If marketing promises redemption by erasing our anxieties and fulfilling our aspirations. . . and we buy into it, then it is a spiritual issue. I'm not saying that marketing is wrong. We need it. How else can we learn about and compare goods and services? But it's much more than informative in today's world.
At CPYU, we continue to pound home the message that marketing is perhaps the greatest influence today on the values, attitudes, and resulting behaviors of children and teens. We pound home the message that marketers have mastered the art of tapping into the spiritual void caused by our fall into sin, convincing us that created things can fill the hole in the soul that's shaped like the creator. And we buy, and we buy, and we buy. And they have no problem investing $100,000 a minute because they know the return will be great.
Sunday's Super Bowl offers a great opportunity for us all to evaluate the role we've allowed marketing to assume in our lives, and to offer Godly guidance and direction to our kids who are growing up in this marketing-saturated world. Here's my challenge to you: seize the opportunity to make the biggest marketing day in America a teachable moment. Use it to teach the kids you know and love how to honor and glorify the Redeemer we're called to follow by thinking Christianly and Biblically about the Super Bowl commercials. If you're a parent, do it at home. If you're a youthworker, make it part of your Super Bowl party. Perhaps you'd want to record all the commercials and choose a few to discuss during the week with your kids or next time your youth group meets.

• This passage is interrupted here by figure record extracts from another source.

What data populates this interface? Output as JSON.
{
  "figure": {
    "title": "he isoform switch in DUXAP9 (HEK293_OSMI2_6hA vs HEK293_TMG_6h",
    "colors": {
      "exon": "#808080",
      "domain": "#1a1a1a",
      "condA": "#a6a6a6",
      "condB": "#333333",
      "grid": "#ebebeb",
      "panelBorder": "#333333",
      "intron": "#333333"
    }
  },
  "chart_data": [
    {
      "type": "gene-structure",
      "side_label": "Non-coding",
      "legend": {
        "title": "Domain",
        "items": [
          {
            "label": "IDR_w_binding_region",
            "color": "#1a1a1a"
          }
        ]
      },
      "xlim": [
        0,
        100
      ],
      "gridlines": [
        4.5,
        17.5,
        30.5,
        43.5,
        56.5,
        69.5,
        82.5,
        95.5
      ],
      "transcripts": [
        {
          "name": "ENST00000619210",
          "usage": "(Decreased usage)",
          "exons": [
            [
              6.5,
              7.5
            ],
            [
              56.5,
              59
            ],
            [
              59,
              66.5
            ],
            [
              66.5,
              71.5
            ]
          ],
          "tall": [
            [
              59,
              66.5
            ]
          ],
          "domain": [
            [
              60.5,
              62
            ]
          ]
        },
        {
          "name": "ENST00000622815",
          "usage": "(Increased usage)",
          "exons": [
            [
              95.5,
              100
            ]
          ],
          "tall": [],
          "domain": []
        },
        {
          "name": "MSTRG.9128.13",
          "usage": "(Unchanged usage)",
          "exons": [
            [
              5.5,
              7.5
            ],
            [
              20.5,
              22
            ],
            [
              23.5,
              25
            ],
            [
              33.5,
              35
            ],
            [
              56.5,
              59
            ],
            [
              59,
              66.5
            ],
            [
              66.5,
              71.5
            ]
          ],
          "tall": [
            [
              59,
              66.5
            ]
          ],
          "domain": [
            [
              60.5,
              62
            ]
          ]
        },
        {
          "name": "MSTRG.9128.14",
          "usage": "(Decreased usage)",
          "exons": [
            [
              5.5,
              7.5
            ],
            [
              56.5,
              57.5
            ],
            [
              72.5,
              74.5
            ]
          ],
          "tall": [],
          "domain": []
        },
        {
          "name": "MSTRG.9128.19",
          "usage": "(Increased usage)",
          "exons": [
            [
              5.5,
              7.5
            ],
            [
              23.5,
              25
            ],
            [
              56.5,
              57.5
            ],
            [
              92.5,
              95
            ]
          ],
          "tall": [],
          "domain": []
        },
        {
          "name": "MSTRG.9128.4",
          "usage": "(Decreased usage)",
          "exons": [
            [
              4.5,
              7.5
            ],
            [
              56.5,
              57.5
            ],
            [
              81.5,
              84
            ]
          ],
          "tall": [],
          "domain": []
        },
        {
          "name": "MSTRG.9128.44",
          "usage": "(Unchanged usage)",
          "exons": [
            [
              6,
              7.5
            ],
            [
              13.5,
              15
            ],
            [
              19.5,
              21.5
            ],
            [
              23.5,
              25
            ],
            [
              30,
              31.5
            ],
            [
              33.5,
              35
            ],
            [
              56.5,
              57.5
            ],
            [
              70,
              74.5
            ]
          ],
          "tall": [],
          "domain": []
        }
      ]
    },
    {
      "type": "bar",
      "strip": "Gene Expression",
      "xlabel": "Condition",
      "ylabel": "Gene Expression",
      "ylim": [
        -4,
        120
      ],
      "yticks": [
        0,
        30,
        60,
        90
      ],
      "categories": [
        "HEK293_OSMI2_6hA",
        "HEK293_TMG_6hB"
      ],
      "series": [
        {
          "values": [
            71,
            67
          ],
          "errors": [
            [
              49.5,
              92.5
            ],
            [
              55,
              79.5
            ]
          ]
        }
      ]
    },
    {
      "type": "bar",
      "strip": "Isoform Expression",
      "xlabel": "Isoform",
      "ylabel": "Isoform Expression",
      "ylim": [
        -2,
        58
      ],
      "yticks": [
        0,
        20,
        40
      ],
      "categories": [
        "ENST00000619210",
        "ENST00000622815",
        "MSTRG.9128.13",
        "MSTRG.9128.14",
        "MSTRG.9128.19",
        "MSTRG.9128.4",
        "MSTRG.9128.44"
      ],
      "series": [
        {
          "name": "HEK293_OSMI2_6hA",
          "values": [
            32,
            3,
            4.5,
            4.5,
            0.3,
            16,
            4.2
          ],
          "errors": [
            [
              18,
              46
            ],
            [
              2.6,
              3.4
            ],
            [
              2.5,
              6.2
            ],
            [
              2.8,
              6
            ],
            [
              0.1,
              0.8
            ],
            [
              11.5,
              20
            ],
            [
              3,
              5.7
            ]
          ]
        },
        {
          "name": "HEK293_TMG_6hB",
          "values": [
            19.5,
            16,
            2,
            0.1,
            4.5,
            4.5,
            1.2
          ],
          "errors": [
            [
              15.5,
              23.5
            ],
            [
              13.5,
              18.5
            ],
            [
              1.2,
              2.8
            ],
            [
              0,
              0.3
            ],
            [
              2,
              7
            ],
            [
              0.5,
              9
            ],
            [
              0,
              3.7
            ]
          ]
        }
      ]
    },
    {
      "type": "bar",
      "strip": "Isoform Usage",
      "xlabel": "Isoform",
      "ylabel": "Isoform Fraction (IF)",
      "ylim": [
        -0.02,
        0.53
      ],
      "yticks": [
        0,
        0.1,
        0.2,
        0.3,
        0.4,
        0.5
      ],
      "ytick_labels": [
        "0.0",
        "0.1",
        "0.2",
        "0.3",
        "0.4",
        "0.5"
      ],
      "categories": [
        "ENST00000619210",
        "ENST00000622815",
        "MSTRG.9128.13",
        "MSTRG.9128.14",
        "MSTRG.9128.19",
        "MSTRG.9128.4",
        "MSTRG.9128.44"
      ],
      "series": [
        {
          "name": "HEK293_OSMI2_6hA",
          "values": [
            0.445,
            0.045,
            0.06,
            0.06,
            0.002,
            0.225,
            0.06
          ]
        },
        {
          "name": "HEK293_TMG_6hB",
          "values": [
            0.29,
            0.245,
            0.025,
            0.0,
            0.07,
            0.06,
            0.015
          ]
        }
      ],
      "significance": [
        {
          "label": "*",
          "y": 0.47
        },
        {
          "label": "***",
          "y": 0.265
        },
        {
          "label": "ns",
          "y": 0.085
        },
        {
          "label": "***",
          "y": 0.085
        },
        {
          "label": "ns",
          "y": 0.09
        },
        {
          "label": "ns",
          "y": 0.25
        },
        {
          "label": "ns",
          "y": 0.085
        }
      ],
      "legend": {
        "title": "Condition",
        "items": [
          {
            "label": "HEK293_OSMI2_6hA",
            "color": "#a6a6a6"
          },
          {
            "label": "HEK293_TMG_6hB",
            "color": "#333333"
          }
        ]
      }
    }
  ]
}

To make it easy, you can download our Simple Seven advertising evaluation sheet and use it as a filter for thinking Christianly and Biblically about this Sunday's $6 millon dollar minutes.
To get you warmed-up, check out the video of last year's Top Ten Super Bowl Ads.
2 comments:
I really wish we could say Super Bowl advertising puts the whole economic pinch into perspective, but sadly we can't. The disconnect between the media and the common man (especially teenagers) still exists.
Chalk another win down for materialism.
I just wanted to extend a thank you from my youth ministry team. We're having a Super Bowl party,so they'll see the commercials. In our next session together, we'll be using the evaluation sheet for discussion.
Great resource! I frequently pass along the CPYU link to parents as a resource for them as well.